Mr Shorten, who will release the NDIS review authored by scheme architect Bruce Bonyhady and Lisa Paul on Wednesday, is leading the government’s Financial Sustainability Framework setting an annual growth target of 8 per cent by mid-2026, down from the current 14 per cent yearly rise in costs.
The framework underpinned billions of dollars in savings and lower deficits in the May 9 budget but no modelling or explanation of the plan was included in Treasury papers. The budget baked in $15bn in reduced NDIS growth over the forward estimates.
After Mr Shorten in June was forced to backtrack on his claim that it’s “not the end of the world” if the government failed to hit its NDIS growth target, Mr Albanese said on Wednesday “this is about capping growth at 8 per cent”.
Saul Eslake, a former ANZ and Bank of America Merrill Lynch chief economist, accused the Albanese government of “kicking the can down the road” on GST funding for another three years.
Mr Eslake, who describes the GST top-up arrangement as one of the “worst public-policy decisions of the last 25 years”, said “it’s all about gaining or retaining seats in WA”.
“The government has completely avoided the more fundamental question of why it should be … giving so much money to the government of the richest state in the country so that its citizens can have lower state taxes and better public services than people in the eastern states,” Mr Eslake said.
“It is the only government in Australia, and one of barely a handful anywhere in the world, that is running and expects to continue running budget surpluses. How Mr Albanese and Dr (Jim) Chalmers reconcile that with their professed commitments to equity and fiscal prudence is completely beyond me.”
South Australia Premier Peter Malinauskas said GST top-up payments should not be “time-limited” and warned of another fight in three years.
Tasmanian Premier Jeremy Rockliff said his government had “scored a key win in the fight” for the state’s fair share of GST. “We will not stop our pursuit of a permanent and ongoing agreement to ensure that we always receive our fair share,” he said.
The government last week railed against demands from state treasurers to maintain the GST deal because most states and territories had forecast operating surpluses by 2025-26. In contrast, the commonwealth expects to maintain operating deficits over the medium-term. About 46 per cent of state revenue in 2022-23 came from the commonwealth, which is expected to hit 48 per cent within four years.

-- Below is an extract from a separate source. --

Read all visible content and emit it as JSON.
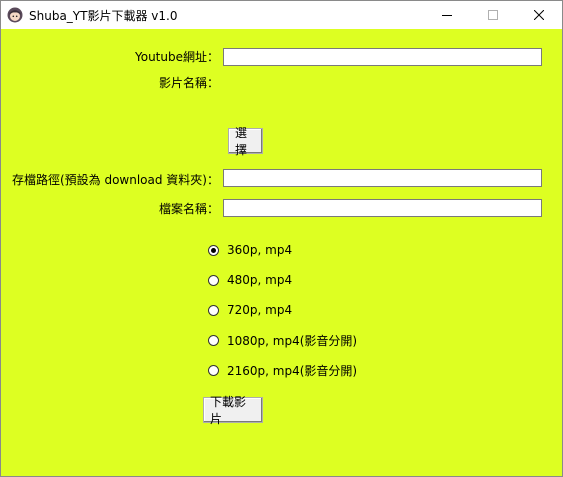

After claiming on Monday he would not sign up to “something where we don’t know what the cost to the states is going to be”, WA Premier Roger Cook conceded he had not been provided with costings on a new disability foundational support program.
Opposition NDIS spokesman Michael Sukkar said the government should be upfront about whether it would cut plans and remove participants from the scheme. Disability advocates said they were “concerned by language” used by Mr Albanese about NDIS eligibility.